Wood Burning Fireplace
Not that long ago, people were much more likely to rely on firewood to heat their homes than any other fuel source. Wood burning fireplaces were fairly standard in most homes and often acted as gathering places for friends and family. Sometimes referred to as hearths, they are much less common today than they once were, most as a result of safety concerns, problems with efficiency, and a lack of access to inexpensive wood sources. But they can still be popular in areas where wood fuel supplies are abundant and for enthusiasts who love the warm and inviting ambience.
The term wood burning fireplace most commonly refers to a masonry structure that is often installed as part of the foundation of a house or building.
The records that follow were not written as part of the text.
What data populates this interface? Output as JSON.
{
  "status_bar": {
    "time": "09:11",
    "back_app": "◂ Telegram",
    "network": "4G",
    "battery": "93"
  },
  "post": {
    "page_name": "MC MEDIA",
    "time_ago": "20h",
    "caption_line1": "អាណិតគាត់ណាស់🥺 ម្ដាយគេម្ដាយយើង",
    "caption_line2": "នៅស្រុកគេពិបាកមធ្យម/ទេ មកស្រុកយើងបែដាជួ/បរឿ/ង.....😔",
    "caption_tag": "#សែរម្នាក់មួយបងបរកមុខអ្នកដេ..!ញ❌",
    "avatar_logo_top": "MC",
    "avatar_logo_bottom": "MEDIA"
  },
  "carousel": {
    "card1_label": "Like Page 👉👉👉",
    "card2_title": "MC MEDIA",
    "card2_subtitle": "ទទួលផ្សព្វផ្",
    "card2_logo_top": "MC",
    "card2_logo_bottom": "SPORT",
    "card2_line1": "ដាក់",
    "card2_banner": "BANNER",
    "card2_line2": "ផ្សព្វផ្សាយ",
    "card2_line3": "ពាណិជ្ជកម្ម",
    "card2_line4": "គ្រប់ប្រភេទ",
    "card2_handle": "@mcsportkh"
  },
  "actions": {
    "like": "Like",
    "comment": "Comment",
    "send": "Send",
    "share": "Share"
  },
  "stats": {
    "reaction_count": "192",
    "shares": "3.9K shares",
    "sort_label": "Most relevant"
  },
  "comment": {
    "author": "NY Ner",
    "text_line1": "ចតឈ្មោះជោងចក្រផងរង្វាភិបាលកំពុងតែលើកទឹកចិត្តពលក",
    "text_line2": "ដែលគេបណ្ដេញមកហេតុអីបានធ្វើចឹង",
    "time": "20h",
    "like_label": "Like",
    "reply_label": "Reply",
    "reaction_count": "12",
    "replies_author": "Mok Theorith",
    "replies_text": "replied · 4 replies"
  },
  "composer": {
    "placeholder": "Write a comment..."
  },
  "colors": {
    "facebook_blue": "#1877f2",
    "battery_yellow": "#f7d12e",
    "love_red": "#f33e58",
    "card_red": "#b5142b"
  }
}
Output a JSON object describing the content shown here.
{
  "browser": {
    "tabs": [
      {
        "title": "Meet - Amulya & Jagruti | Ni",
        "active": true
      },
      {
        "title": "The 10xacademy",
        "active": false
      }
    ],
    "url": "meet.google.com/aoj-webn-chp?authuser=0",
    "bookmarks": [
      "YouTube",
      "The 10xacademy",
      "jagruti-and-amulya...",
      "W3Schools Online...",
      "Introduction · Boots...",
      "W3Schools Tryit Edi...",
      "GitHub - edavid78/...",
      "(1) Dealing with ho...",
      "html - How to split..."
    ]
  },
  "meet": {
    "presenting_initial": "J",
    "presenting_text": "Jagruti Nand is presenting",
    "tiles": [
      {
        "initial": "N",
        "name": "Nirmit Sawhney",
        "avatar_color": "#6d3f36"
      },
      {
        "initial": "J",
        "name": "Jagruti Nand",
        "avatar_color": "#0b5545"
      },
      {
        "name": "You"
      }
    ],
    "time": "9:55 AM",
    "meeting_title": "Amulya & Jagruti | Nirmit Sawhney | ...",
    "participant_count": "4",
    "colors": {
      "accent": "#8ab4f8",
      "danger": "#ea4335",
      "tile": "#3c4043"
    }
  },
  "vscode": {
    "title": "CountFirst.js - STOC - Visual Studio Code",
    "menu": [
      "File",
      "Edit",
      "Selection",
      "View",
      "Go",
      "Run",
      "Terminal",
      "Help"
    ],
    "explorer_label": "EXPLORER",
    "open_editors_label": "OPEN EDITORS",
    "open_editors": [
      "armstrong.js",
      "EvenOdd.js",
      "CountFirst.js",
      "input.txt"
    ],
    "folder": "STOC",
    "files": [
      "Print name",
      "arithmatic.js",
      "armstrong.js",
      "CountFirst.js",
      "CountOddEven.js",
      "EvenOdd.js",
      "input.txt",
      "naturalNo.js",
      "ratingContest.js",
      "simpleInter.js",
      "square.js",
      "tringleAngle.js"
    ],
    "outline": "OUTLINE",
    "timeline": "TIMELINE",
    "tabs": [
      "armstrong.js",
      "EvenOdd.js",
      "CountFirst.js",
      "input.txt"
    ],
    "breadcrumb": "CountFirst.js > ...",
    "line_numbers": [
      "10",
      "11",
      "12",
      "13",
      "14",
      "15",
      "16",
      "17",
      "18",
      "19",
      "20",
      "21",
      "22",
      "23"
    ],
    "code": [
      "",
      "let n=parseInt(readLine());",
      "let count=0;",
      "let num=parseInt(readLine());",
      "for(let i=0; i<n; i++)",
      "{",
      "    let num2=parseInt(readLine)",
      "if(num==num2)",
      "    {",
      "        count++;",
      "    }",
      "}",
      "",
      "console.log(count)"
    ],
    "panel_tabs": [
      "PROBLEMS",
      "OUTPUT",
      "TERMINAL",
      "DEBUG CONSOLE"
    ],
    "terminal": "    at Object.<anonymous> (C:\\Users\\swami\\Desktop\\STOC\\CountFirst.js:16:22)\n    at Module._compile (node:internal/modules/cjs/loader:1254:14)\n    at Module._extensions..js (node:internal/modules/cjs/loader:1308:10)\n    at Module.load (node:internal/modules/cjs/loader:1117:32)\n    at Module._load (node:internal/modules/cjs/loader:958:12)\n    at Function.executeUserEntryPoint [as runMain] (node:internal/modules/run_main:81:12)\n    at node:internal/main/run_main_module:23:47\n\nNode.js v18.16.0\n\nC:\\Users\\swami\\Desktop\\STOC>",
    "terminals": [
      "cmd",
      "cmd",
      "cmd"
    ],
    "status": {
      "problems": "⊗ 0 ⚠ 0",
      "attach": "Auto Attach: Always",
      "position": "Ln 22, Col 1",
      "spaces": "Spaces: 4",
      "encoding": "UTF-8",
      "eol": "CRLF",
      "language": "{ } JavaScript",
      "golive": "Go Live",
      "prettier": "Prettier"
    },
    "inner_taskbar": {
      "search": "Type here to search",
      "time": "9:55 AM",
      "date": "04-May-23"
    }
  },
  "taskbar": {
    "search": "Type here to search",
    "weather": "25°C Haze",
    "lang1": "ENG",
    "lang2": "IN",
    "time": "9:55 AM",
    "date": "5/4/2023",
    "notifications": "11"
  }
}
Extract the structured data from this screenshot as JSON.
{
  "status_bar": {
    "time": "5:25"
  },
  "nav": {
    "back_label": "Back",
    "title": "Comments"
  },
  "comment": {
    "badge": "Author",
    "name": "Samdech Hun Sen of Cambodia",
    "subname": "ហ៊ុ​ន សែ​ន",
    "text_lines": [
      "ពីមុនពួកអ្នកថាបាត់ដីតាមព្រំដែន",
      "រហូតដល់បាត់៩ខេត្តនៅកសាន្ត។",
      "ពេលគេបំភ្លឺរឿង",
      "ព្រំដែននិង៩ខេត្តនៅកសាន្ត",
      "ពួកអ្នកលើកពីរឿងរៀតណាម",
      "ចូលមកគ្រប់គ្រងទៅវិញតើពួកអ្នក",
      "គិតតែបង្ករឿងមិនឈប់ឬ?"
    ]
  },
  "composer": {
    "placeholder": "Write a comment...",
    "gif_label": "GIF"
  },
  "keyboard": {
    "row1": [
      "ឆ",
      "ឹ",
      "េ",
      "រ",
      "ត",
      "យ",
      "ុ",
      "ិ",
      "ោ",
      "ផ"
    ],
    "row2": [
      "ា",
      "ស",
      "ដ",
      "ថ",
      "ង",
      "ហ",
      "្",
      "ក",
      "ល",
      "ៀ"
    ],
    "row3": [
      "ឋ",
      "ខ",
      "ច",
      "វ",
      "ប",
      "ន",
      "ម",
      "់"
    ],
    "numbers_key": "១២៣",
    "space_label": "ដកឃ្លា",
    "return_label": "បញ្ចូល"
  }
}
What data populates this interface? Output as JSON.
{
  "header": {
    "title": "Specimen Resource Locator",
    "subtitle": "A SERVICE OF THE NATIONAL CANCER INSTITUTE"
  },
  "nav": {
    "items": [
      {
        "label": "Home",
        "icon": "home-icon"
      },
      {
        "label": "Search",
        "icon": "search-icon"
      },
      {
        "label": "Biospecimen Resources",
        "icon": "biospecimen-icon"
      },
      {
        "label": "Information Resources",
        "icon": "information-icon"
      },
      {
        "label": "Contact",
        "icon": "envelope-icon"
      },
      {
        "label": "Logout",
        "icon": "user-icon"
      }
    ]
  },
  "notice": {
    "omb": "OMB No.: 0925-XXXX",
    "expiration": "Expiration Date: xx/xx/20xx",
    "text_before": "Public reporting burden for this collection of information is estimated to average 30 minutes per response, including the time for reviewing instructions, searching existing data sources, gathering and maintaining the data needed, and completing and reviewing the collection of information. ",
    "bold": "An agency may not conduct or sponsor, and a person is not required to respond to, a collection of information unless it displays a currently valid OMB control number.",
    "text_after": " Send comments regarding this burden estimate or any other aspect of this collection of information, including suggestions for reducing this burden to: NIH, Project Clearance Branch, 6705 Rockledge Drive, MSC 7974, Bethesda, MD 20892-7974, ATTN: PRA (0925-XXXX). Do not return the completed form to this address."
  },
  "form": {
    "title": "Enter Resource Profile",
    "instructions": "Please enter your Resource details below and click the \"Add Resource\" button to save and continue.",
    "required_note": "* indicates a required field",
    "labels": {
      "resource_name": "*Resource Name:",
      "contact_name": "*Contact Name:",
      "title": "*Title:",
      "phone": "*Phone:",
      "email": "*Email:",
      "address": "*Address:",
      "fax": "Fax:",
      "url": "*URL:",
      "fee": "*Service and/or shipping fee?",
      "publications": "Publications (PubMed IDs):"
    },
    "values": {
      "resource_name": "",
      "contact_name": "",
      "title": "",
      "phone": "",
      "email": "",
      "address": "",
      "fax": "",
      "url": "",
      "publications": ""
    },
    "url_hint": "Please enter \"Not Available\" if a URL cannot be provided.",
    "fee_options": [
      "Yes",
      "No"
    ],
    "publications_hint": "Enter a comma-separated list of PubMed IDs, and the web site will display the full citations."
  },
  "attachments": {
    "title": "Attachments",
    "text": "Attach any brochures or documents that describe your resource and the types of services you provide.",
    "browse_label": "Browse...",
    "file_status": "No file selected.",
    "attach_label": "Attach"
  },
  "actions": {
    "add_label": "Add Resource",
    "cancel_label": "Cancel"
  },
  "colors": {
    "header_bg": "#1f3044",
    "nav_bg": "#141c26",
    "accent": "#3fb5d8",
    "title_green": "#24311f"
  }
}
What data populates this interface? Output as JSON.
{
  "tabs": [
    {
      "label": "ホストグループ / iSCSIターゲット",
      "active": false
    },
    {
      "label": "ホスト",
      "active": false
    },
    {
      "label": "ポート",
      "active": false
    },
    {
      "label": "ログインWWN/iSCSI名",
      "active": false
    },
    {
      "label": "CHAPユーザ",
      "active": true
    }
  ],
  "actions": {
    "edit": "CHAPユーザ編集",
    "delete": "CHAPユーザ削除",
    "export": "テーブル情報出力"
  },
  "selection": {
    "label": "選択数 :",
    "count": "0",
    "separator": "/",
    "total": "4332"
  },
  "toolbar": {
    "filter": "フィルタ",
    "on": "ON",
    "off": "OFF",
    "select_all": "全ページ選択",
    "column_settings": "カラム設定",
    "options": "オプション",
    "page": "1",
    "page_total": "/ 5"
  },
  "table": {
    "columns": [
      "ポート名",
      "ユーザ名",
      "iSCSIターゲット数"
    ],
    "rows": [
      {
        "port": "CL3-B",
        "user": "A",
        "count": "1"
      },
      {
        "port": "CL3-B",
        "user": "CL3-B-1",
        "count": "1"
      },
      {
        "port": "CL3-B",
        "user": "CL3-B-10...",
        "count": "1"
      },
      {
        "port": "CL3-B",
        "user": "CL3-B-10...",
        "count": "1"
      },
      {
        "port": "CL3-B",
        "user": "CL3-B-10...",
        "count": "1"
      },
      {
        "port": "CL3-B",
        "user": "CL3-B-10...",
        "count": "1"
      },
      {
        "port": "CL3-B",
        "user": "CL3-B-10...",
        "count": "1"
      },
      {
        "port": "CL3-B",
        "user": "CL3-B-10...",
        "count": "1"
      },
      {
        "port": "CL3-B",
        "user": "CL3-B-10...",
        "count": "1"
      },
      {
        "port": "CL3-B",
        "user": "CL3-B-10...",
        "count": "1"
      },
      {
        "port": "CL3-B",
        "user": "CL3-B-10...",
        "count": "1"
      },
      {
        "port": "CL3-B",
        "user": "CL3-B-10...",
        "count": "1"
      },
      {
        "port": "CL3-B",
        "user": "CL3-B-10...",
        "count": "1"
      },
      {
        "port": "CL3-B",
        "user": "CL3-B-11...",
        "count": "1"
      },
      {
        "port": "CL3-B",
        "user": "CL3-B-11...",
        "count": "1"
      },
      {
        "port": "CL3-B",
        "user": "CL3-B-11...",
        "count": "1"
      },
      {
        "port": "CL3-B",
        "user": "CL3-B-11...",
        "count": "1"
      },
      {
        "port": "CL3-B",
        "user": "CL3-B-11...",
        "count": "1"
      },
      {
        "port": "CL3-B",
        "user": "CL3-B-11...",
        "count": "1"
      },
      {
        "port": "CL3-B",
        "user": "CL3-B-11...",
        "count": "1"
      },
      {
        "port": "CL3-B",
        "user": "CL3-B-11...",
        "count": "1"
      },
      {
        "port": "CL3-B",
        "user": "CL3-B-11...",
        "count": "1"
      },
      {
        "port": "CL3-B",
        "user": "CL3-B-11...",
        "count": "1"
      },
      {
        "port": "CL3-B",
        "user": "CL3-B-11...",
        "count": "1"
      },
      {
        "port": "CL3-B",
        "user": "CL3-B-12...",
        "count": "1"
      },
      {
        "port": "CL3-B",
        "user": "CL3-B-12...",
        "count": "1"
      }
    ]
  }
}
These fiery heating units typically consist of a base that holds some form of firebox, which is vented outside by way of a chimney flue. They are designed to burn wood as a fuel source, with some versions capable of burning engineered wood fuel products, as well. In many cases, wood burning fireplaces are surrounded by a stone or brick facade and are topped with a decorative mantle. Wood burning fireplaces once held prominent positions in homes where people would gather for conversations, entertainment.
What Are The Main Concerns With A Wood Burning Fireplace?
Most modern homes are not built with wood burning fireplaces unless they are custom ordered. Despite having a time-honored place in our homes, wood burning fireplaces have declined in popularity due to concerns over safety, efficiency, and costs. Before you decide to use one or have one installed, here are some things to consider:
- Improperly installed, operated, or maintained wood burning fireplaces not only pose a greater risk of fire, they can also produce dangerous smoke and gases. Fireplaces need to be inspected and maintained regularly to ensure safe operation.
- Despite many design improvements, wood burning fireplaces are notoriously inefficient heating sources. Additionally, wood can be an expensive fuel source in many urban and suburban areas.
- Storing large amounts of firewood, indoors or outdoors, can take up a fair amount of space, which is something to consider if you’re going to be using your fireplace for a primary heat source.